Question: Should I use that 85k that I can save to purchase another duplex, which I would live in or should I use that money to completely pay off the rental duplex I inherited? 

Thanks!

@Dominick Marschall

Hey Dominick and welcome to the BP community. To me, you sound like you are set up to do very well in real estate investing. The fact that you can save that much money in such a short time shows me that you will do just fine with either option. I will just list a few pros and cons of each that I can see.

Paying it off: Pro- it is hard to have a property foreclosed on when it is paid off. You get to keep all the money and potentially roll it into the next property and after you rinse and repeat this process for a few properties you will have enough cashflow to buy units with just that income and almost no risk.

Con- you will not be using the most powerful real estate asset which is leverage. Using other peoples money (the bank in this case) can radically increase your return on investment. You will have to continue to rent and maybe you want a place of your own.

Get another duplex Pro- You are using the power of leverage. You are getting three units to pay for your place to leave and maybe you get to live mortgage free so to speak.

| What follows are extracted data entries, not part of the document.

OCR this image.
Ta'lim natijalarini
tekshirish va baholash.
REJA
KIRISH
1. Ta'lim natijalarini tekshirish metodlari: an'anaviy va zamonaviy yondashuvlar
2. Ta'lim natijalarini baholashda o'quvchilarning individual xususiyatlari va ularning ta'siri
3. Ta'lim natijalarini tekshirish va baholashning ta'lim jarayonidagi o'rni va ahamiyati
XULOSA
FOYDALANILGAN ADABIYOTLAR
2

You manage more tenants and learn that side of the business.

Con- You carry more leverage and if the markets change and you can be in a tough spot if you are over leveraged(I know you said you would have an emergency fund so that is good).

I am sure there are many more but you get the idea. Good luck and keep it up either way!

@Derek Diamond Thanks for the response! If you were in my situation what would you do? 

Also, I didn't see any mention of tax benefits. Do you think I should consider this in the equation? 

I also recently became debt free, so the thought of having a mortgage on the rental and another mortgage on a house of my own scares me a little. However, I am very eager to stop renting. 

Originally posted by @Dominick Marschall :

I've inherited a duplex worth approximately 195k, I owe 89k on it. I have rehabbed the duplex a couple of months ago and both units are now rented. Total rent is $1850/month. Cash flow of about $820/month. Older home built in 1890. 

I do not have a home of myself (I rent) and would like to buy a home (thinking of another duplex , living in one side). I will be able to save approximately 85k by November 2020. This would allow me to put 20% down and leave me with a decent emergency fund. 

Question: Should I use that 85k that I can save to purchase another duplex, which I would live in or should I use that money to completely pay off the rental duplex I inherited? 

Thanks!

 Much of this depends on your tolerance for risk. You aren't overly leveraged (I don't think) on your current duplex to where even if you have some vacancies, you'll still be fine.  As long as the maintenance isn't significant on something that old.

Derek has already given you a good way to analyze it. The answer, for you, depends on your goals and tolerance for risk and leverage. 

I'd buy the second duplex if it were me, but it's not.

@Dominick Marschall

Hey Dominick - To answer your question I think you need to ask yourself what your long term goals are. Have you set goals for yourself and created a long term investing plan? Is real estate investing part of that plan and if so how active of an investor do you want to be? Are you happy working a W-2 and okay retiring at a "normal" age or do you want to retire early? I'm big on risk management - know what your risks are before making a decision and set up your plan with them in mind. What can you do to minimize those risk and how much risk are you just willing to accept? 

The route with less risk and less upside in your case is to pay down your current duplex. You'll see increased cash flow once the mortgage is payed off and be sitting on a nice chunk of money if anything ever goes south. 

You can assume more risk with higher upside and save for a new duplex. You'll be using leverage to obtain a better ROI. You may even be able to refi your current duplex to pull some money out and buy before Nov 2020. You may also want to look into a FHA loan w/ only 3.5% down since you'll be living in one side of the duplex.

As with any strategy, make sure to do your homework and plenty of research before diving in. Good luck!